Punch, or the London Charivari, Volume 153, October 10, 1917 eBook

This eBook from the Gutenberg Project consists of approximately 45 pages of information about Punch, or the London Charivari, Volume 153, October 10, 1917.

Punch, or the London Charivari, Volume 153, October 10, 1917 eBook

This eBook from the Gutenberg Project consists of approximately 45 pages of information about Punch, or the London Charivari, Volume 153, October 10, 1917.

  V.

  J.  We missed you badly at our board last night.
  K.  The loss was mine.  I could not get a cab. 
      Whistling, as you’re aware, is banned by law,
      And when I went in person on the quest
      The streets were void of taxis.
  J.  And to what
      Do you attribute this unusual dearth?
  K.  The general rush to Halls of Mirth and Song,
      Never so popular.  The War goes well,
      And London’s millions needs must find a way
      To vent their exaltation—­else they burst.
  J.  But could you not have travelled by the Tube?
  K.  I did essay the Tube, but found it stuffed. 
      The atmosphere was solid as a cheese,
      And I was loath to penetrate the crowd
      Lest it should shove me from behind upon
      The electric rail.
  J.  Can you account for that?
  K.  I should ascribe it to the harvest moon,
      That wakes romance in Metropolitan breasts,
      Drawing our young war-workers out of town
      To seek the glamour of the country lanes
      Under the silvery beams to lovers dear.  O.S.

* * * * *

FORCE OF HABIT.

The fact that George had been eighteen months in Gallipoli, Egypt and France, without leave home till now, should have warned me.  As it was I merely found myself gasping “Shell-shock!”

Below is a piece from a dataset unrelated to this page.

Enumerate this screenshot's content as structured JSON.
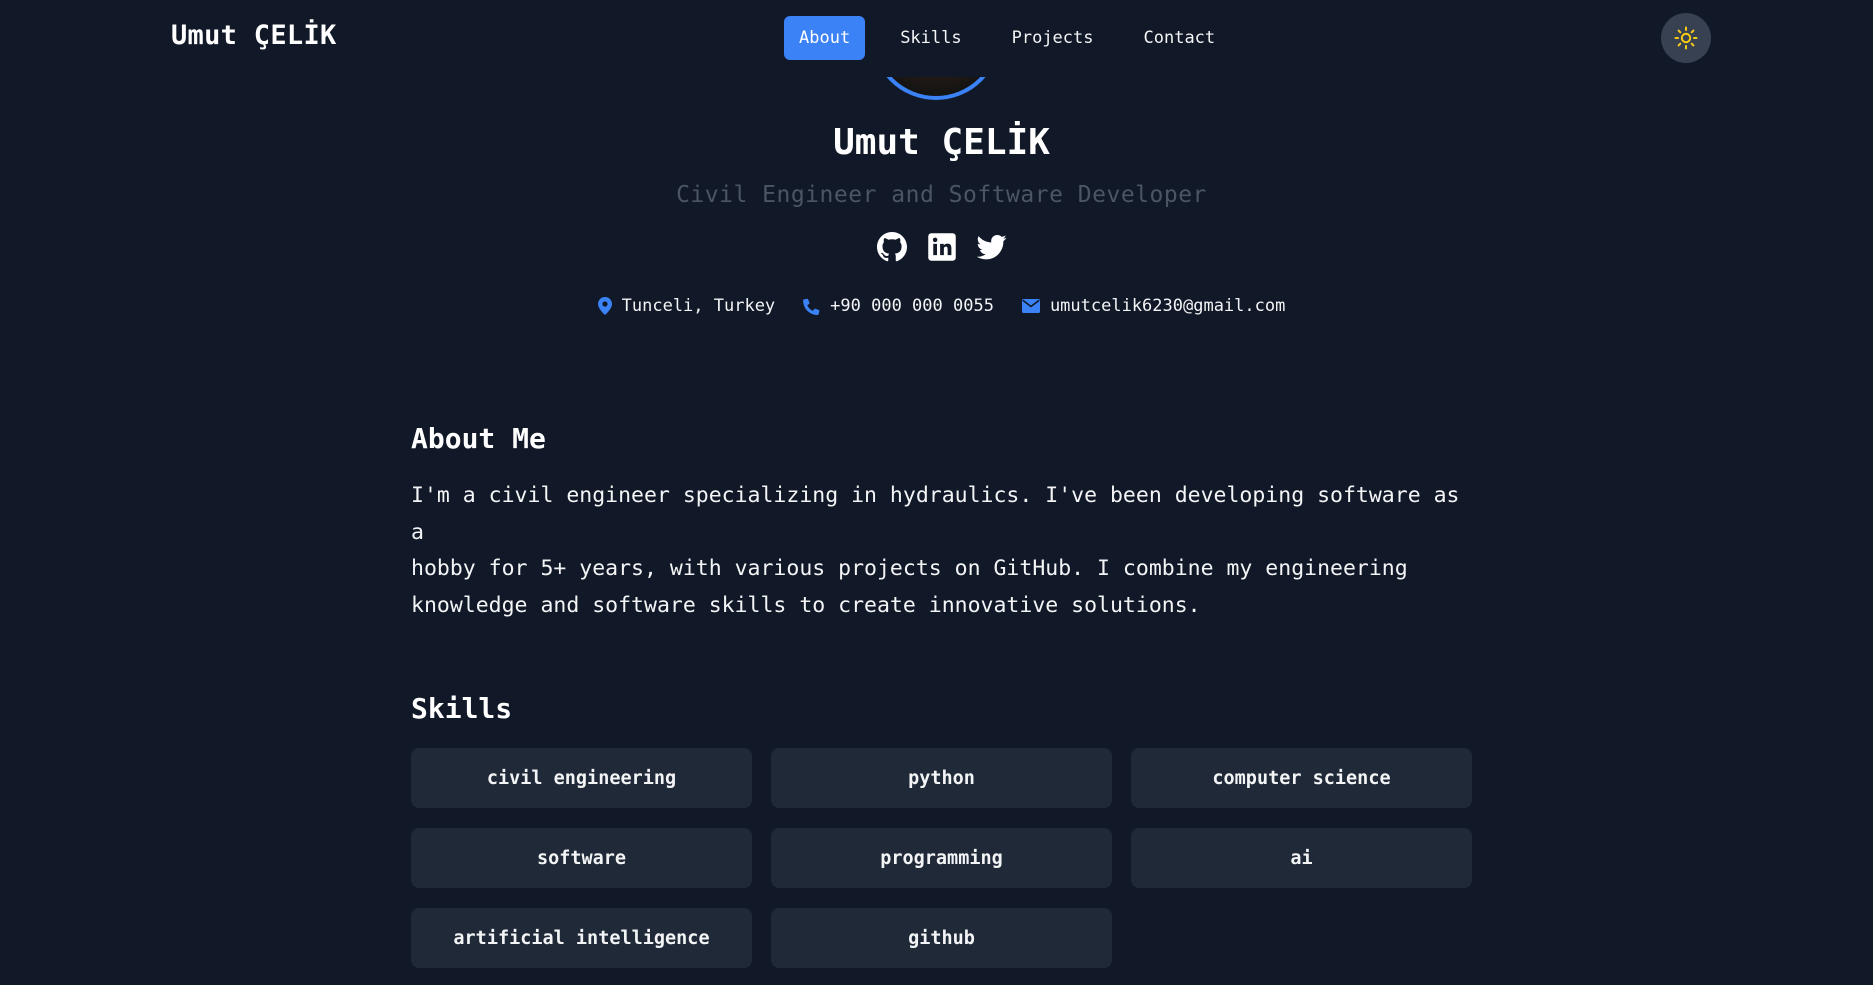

We were walking in a crowded thoroughfare, and George was giving all the officers he met the cheeriest of “Good mornings.”  It took people in two ways.  Those on leave, blushing to think they had so far forgotten their B.E.F. habits as to pass a brother-officer without some recognition, replied hastily by murmuring the conventional “How are you?” into some innocent civilian’s face some yards behind us.  Mere stay-at-homes, on the other hand, surprised into believing that they ought to know him, stopped and became quite effusive.  As far as I can remember George accepted three invitations to dinner from total strangers rather than explain, and I was included in one of them.

We were for the play that night and I foresaw difficulties at the public telephone, and George’s first remark of “Hullo, hullo, is that Signals?  Put me through to His Majesty’s,” confirmed my apprehensions.

Half-an-hour of this kind of thing produced in me a strong desire for peace and seclusion.  A taxi would have solved my difficulty (had I been able to solve the taxi difficulty first), but George himself anticipated me by suddenly holding up a private car and asking for a lift.  I could have smiled at this further lapse had not the owner, a detestable club acquaintance whom I had been trying to keep at a distance for years, been the driver.  He was delighted, and I was borne away conscious of twenty years’ work undone by a single stroke.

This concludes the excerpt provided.